If you survive the initial radiation sickness
and avoid infection, you will probably recover
completely in the short term; but you are very
likely to develop cancer (especially leukemia)
in later years (usually some 10-20 years later!)
and your offspring, if any, will have
a high probability of genetic mutations.
- Sub-Acute Exposures:
From a whole-body dose of around 100 R (1 Gray)
delivered in less than about a week, you are
unlikely to notice any immediate severe symptoms.
However, you are likely to develop leukemia
in 10-30 years, and there is a significant chance
of genetic mutations in your offspring.
A whole-body exposure of 5 R delivered over 1 year
was believed in 1970 to represent 1.8 ``doubling doses''
-- i.e., it was thought to multiply your odds of
developing cancer by a factor of 2.8 if maintained
year after year. At that time it was also the
legal exposure limit for radiation workers in the
U.S.A., set by the Atomic Energy Commission (AEC) there.
Presumably quite a few people received this exposure
for a few years, although it is unusual
for more than a small fraction of workers to receive
the maximum allowed exposure.
For perspective, it is noteworthy that a series of
spinal X-rays is apt to give an exposure of 1-4 R
locally, and that an afternoon on Wreck Beach in
midsummer often produces a painful sunburn that
represents 10-20 R to the skin; the resultant burn
is a bona fide radiation burn and is just as
dangerous as any other kind!

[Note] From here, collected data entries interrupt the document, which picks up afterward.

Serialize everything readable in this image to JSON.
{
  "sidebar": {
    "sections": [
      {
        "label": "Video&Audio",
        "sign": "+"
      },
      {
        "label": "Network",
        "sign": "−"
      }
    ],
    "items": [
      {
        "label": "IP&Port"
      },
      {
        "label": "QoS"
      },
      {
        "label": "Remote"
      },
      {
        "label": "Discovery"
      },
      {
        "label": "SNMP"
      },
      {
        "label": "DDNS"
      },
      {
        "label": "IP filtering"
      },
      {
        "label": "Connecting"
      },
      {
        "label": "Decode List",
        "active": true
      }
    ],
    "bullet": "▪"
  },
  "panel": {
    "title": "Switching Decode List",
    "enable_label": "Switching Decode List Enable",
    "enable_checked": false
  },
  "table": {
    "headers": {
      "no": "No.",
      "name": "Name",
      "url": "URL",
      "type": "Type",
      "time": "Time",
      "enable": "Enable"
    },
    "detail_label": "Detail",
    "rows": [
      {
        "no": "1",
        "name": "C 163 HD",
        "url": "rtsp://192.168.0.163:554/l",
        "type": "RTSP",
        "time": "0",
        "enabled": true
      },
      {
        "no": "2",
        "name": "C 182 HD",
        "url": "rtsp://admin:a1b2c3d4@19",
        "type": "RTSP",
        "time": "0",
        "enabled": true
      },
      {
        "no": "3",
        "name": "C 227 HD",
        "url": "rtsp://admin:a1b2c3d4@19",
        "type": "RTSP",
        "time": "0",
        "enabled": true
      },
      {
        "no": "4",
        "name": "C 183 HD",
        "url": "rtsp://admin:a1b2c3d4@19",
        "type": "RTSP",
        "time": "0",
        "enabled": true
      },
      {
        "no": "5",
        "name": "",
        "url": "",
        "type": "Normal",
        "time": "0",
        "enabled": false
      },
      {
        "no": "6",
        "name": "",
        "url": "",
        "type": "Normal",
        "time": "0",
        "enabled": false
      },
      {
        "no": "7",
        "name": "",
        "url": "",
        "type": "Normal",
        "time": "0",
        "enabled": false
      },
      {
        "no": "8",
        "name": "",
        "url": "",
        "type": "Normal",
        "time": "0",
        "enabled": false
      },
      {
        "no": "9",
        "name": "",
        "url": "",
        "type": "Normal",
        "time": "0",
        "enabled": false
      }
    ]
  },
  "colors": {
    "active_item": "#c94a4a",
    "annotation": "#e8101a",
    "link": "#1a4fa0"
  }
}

In fact, the overwhelming
majority of all radiation-induced cancer fatalities
on Earth can be attributed directly to far ultraviolet
from our favourite nuclear fusion power plant in the sky:
the Sun.
- Marginal Exposures:
The average exposure from natural sources of radiation
is on the order of 300 mR per year. As of 1979
this was also the Canadian legal limit for public
exposure from artificial sources. Whether an extra
300 mR makes a significant difference epidemiologically
in the incidence of cancer depends almost entirely on
what one considers significant; however, it is a fact
that the statistical difference between populations
that have received such an exposure ``artificially''
and those who have not
is smaller than the statistical differences between
populations with different eating habits, who live in
different regions, who have different types of jobs,
etc. This is partly because of the wide variety
in the amount and type of natural
radiation exposure.
Before we go on to discuss sources or radiation,
it is important to note that different organs or body parts
have dramatically different resistance to radiation.
The hands, in particular, are able to withstand
radiation doses that would kill if the whole body were
subjected to them! The lens of the eye and
the gonads are considered to be the most
vulnerable and should be protected first.